Love considers his role as that of an enabler. @PLAY Akron, Love’s project, was one of the winning proposals in the 2017 John S. and James L. Knight Cities Challenge.
Although Love himself was raised internationally (he attended the International School of Brussels in Belgium while his father worked for a global marketing and communications company), his roots are in Northeast Ohio.
Love was a “die-hard” Indians fan growing up. Part of the reason was that Love’s grandparents lived in North Olmsted. When he and his family returned to the States to visit, they’d come to Cleveland and go see the Indians play in Jacobs Field. It’s a connection he has felt strongly throughout childhood and into the present.
Love began making art when he was a child, in part because he didn’t have access to TV.
“I learned to draw as a form of self-entertainment,” says Love.
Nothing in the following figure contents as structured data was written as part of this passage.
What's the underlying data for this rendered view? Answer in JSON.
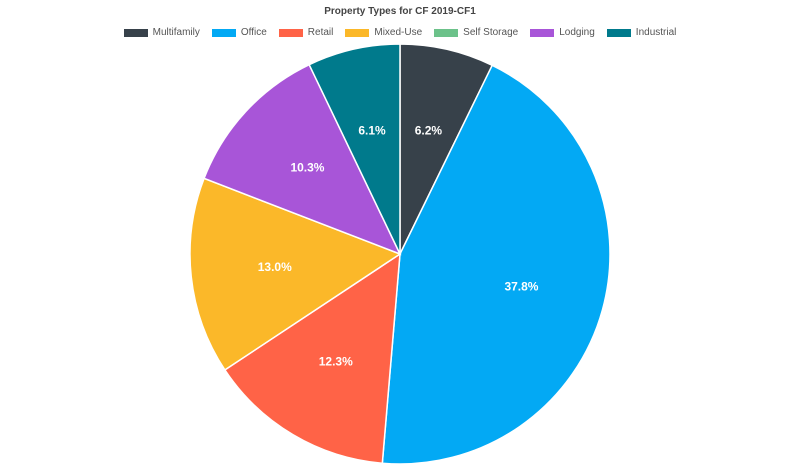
{
  "chart_data": {
    "type": "pie",
    "title": "Property Types for CF 2019-CF1",
    "legend_position": "top",
    "slices": [
      {
        "name": "Multifamily",
        "value": 6.2,
        "label": "6.2%",
        "color": "#37414a"
      },
      {
        "name": "Office",
        "value": 37.8,
        "label": "37.8%",
        "color": "#03a9f4"
      },
      {
        "name": "Retail",
        "value": 12.3,
        "label": "12.3%",
        "color": "#ff6347"
      },
      {
        "name": "Mixed-Use",
        "value": 13.0,
        "label": "13.0%",
        "color": "#fbb829"
      },
      {
        "name": "Self Storage",
        "value": 0,
        "label": "",
        "color": "#6cc28a"
      },
      {
        "name": "Lodging",
        "value": 10.3,
        "label": "10.3%",
        "color": "#a855d8"
      },
      {
        "name": "Industrial",
        "value": 6.1,
        "label": "6.1%",
        "color": "#007a8c"
      }
    ]
  }
}
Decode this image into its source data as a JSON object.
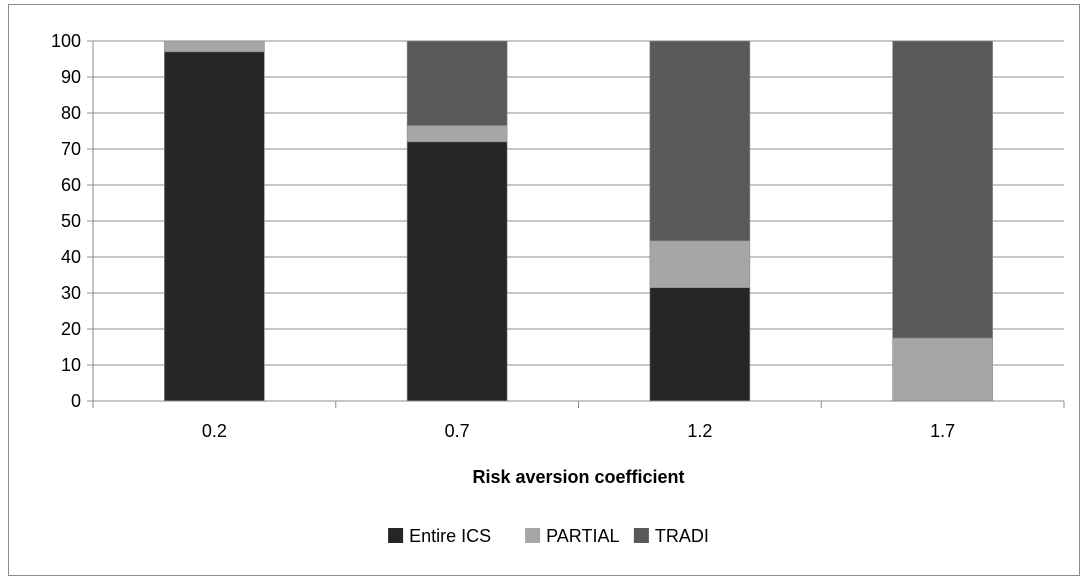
{
  "chart_data": {
    "type": "bar",
    "stacked": true,
    "title": "",
    "xlabel": "Risk aversion coefficient",
    "ylabel": "",
    "categories": [
      "0.2",
      "0.7",
      "1.2",
      "1.7"
    ],
    "ylim": [
      0,
      100
    ],
    "yticks": [
      0,
      10,
      20,
      30,
      40,
      50,
      60,
      70,
      80,
      90,
      100
    ],
    "grid": true,
    "legend_position": "bottom",
    "series": [
      {
        "name": "Entire ICS",
        "color": "#262626",
        "values": [
          97,
          72,
          31.5,
          0
        ]
      },
      {
        "name": "PARTIAL",
        "color": "#a6a6a6",
        "values": [
          3,
          4.5,
          13,
          17.5
        ]
      },
      {
        "name": "TRADI",
        "color": "#595959",
        "values": [
          0,
          23.5,
          55.5,
          82.5
        ]
      }
    ]
  }
}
To pass the time, he enjoyed making collages of figures from baseball cards and of superheroes. As a teen, Love went on to intern at Marvel Entertainment Inc., learning layout, graphics, and comic narrative. He later earned his B.A. in fine art from Skidmore College in 2001 and his Master of Fine Art from the University of Edinburgh in 2005.
Later, in 2010, while working at a brand agency in NYC, Love met his wife-to-be, Allyse Love. Allyse is from Akron. She attended Miller South and Firestone growing up. Both wanted to move back to the Akron/Cleveland area. In 2013, they did.
While working for a number of advertising companies in Cleveland, Love began a number of art projects. Enlisting coworkers and other Clevelanders, he’d create chalk art under freeway bridges and on the sides of buildings. Love loved making works that captured a community’s identity and that brought vibrant self-expression to an otherwise derelict location. He enjoyed it so much he started working part-time at the ad agency and started investing more time in his new art company, ART x LOVE.
As the “Chief Catalyst” for ART x LOVE, Love has been hired for a number of commissions and public art projects. He created the Believeland chalk mural at West 9th and Main Street in Cleveland, the Kaleidoscope Garden holographic mural on 5th Street Arcades and the Lose Your Marble game in downtown Akron. That last one had Akronites pushing 10-foot-wide “marbles” across the city.
Love has done a lot.
He intends to bring that creative energy to the @PLAY Akron project. From new murals to redesigned parks, colorful benches, and a musical journey showcasing local artists, Love has lots of ideas and an equal amount of enthusiasm for his new Akron project.
Too often public art projects have good intentions but leave the community out of the equation. Love doesn’t want that to happen with @PLAY. He wants his project to be as community involved as possible.
“We’re going to use our our artistic skills to give the community what they want,” says Love. “We want to let the residents be a part of the process.”
To start the project, ART x LOVE will host a kick-off event, “Amplify Akron,” on Saturday, September 2 at 910 East Market Street. Akronites of all kinds are invited to come and contribute to the five, eight-foot-tall mural walls which will be installed in the Middlebury neighborhood.
@PLAY Collaborative Murals and Brunch Event-FREE
8am to 5pm, September 2nd
910 E Market St
So come on out. Grab a brush. Meet this artist who believes in the ability of art to solve very real issues. He cares about Akron. And he believes in our ability (that’s you, dear reader) to do beautiful, awe-inspiring things.
(cover photo courtesy of Chris Horne)
Claude Christensen runs. A lot. It ties his mind to his body, bringing a clarity to his life he can’t do without. Plus, spooking hikers (and sometimes bikers) from behind never gets old.